2016-07-27
Vatican City, Aug. 5--(AP) The Vatican has excommunicated seven women who claim to be priests and refuse to repent, saying Monday that the group had "wounded" the Roman Catholic Church. The women - from Austria, Germany and the United States - participated in an ordination ceremony June 29 carried out by Romulo Braschi, an Argentine who calls himself an archbishop but whom the Vatican rejects.
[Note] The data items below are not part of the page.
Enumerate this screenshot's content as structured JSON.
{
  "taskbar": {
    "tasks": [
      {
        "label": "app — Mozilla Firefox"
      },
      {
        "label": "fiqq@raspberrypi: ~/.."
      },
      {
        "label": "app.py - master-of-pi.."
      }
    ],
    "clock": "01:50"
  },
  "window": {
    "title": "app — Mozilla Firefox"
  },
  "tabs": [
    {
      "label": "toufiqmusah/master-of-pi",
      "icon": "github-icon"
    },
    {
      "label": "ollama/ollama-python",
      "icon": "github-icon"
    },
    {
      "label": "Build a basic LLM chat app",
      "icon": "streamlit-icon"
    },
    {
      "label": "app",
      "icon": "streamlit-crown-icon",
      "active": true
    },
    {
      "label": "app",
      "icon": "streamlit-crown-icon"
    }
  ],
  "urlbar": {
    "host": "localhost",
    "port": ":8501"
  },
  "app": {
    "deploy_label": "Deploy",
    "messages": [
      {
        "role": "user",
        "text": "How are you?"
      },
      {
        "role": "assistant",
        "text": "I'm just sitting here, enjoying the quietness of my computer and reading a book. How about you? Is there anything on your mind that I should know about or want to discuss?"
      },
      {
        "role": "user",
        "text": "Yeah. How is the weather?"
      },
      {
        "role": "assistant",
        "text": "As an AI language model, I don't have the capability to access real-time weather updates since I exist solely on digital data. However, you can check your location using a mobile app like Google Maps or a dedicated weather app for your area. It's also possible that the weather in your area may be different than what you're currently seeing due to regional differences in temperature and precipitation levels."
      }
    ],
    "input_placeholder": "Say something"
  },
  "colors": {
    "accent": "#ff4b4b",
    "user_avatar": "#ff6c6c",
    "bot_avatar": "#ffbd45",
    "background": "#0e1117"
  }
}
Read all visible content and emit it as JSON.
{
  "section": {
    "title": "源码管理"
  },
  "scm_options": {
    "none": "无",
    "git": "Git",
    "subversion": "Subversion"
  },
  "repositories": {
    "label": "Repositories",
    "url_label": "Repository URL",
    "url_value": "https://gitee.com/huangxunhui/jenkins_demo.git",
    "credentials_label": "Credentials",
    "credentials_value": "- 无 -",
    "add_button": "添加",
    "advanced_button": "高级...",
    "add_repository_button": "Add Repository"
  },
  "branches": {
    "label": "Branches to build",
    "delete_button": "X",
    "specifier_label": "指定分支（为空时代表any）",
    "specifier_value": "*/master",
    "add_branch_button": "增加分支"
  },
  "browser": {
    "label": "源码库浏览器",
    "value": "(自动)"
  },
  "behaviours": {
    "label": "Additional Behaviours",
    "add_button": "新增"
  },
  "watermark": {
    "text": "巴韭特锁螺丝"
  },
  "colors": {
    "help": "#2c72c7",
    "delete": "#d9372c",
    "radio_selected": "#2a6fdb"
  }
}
The Church's guardian of orthodoxy, Cardinal Joseph Ratzinger, set a July 22 deadline for the women to reverse their claims.

However, the women did not "give any indication of amendment or repentance for the most serious offense they had committed," the Vatican said in a statement signed by Ratzinger of the Congregation for the Doctrine of the Faith, announcing the excommunication.

The statement expressed hope, however, that the women would eventually return to the fold. "The Congregation trusts that, by the grace of the Holy Spirit, the above-mentioned persons may rediscover the path of conversion in order to return to the unity of the faith and to communion with the Church, which they have wounded by their actions."

One of the women, Christine Mayr-Lumetzberger, described the Vatican decision as "a further act of discrimination against women in the Catholic Church."

"For us nothing at all changes," she told the Austria Press Agency. "We stand single-mindedly, unwaveringly by our vocation." Mayr-Lumetzberger, who is acting as spokeswoman for the group, said the women would appeal the decision.

Pope John Paul II has made clear he sees no room for debate about the possibility of opening up the priesthood to women. The Church says Jesus chose men to be his apostles and that the practice of ordaining only men must stand.